1 upvotes, 1 direct replies (showing 1)
If I say "I'm on my way home," I've just contradicted myself, and I say things like this all the time.
You haven't contradicted yourself, you have stated something that's true, but described a process (a process that is, in terms of its motion, contradictory).
Don't we often say "I'm on my way" to people before we have actually left? (Because the start and end of the motion are included within the motion itself, yet also not included). So if you are "just leaving," it's true that "you're on your way," but also true that "you are not yet on your way."
On this subject, I had a series of miscommunications the other day with my wife who said "I'm starting the clean cycle on the coffee maker." I wanted to know if I still had time to make a cup, so I asked her if she was starting the cleaning cycle now, or had already started it. "Starting" is an example of becoming, and thus can be understood in terms of being or non-being.
As Hegel points out in the *Lesser Logic*, "beginnings" and "endings" are both examples of things that, considered ontologically, both exist and do not exist.
Is there something I'm missing here?
Based on the context, the "head count" strategy doesn't seem like a philosophical position, so much as an explanation for why people don't notice dialetheias unless they've been reading Hegel, Engels, or Priest. Obviously, Priest thinks that these things *are* dialetheias.
Then again, if Priest is committed to the claim that only a few things are dialethic, maybe he's wrong about this. Hegel argues, for instance, that *everything* is contradictory, so this might be worth looking into.

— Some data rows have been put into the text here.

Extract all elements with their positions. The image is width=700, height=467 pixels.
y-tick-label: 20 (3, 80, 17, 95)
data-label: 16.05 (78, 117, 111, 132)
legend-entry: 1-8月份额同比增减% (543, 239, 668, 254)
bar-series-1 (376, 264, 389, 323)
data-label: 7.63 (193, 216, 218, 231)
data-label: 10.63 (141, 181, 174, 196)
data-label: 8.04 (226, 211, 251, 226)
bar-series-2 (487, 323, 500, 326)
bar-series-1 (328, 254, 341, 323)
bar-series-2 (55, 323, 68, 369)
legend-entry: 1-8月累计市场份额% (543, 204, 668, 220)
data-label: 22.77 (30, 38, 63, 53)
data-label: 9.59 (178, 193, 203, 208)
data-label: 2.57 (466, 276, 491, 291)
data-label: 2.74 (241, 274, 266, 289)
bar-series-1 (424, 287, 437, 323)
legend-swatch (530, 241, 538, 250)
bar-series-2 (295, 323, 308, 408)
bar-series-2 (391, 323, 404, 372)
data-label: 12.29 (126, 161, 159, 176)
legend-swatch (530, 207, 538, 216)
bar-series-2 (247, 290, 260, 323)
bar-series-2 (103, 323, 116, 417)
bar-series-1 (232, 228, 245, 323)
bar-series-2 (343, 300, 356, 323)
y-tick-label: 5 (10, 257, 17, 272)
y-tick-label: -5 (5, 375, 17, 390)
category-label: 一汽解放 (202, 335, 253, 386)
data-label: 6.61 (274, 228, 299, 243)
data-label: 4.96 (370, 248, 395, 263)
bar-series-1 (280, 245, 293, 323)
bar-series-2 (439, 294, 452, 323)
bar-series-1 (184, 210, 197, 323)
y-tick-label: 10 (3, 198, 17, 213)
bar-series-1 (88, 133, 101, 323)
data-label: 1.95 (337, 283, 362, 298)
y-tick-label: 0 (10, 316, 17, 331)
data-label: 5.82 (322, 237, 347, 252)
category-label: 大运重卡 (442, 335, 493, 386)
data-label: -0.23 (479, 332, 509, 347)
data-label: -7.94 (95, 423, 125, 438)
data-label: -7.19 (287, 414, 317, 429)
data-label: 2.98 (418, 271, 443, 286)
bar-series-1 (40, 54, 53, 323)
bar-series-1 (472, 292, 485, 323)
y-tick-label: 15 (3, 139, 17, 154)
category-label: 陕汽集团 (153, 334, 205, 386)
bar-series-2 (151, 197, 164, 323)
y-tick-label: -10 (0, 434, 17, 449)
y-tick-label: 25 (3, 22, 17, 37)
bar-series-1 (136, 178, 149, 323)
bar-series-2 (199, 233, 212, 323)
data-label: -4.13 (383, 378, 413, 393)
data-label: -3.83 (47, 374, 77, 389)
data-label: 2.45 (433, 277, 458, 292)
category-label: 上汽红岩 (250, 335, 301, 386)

Comment by justanediblefriend at 23/04/2019 at 02:10 UTC
1 upvotes, 0 direct replies
Thanks. Since Priest is using the Hegelian account of motion, this should be sufficient. Just to confirm one of your suspicions:
if Priest is committed to the claim that only a few things are dialethic
it would seem so. He's trying to give us reason to think we can still use disjunctive syllogism and modus ponens inductively. For that to work, dialtheias have to be rare enough that we can say "this is valid because it's usually valid," the same way we can say "flipping this switch will turn on the lights because it usually turns on the lights." If everything were contradictory, it's unclear how Priest would succeed in giving us back modus ponens and disjunctive syllogism. Similarly, if a light switch *never* turned on the lights, it's unclear how we would conclude that flipping it will turn on the lights. We'd conclude quite the opposite.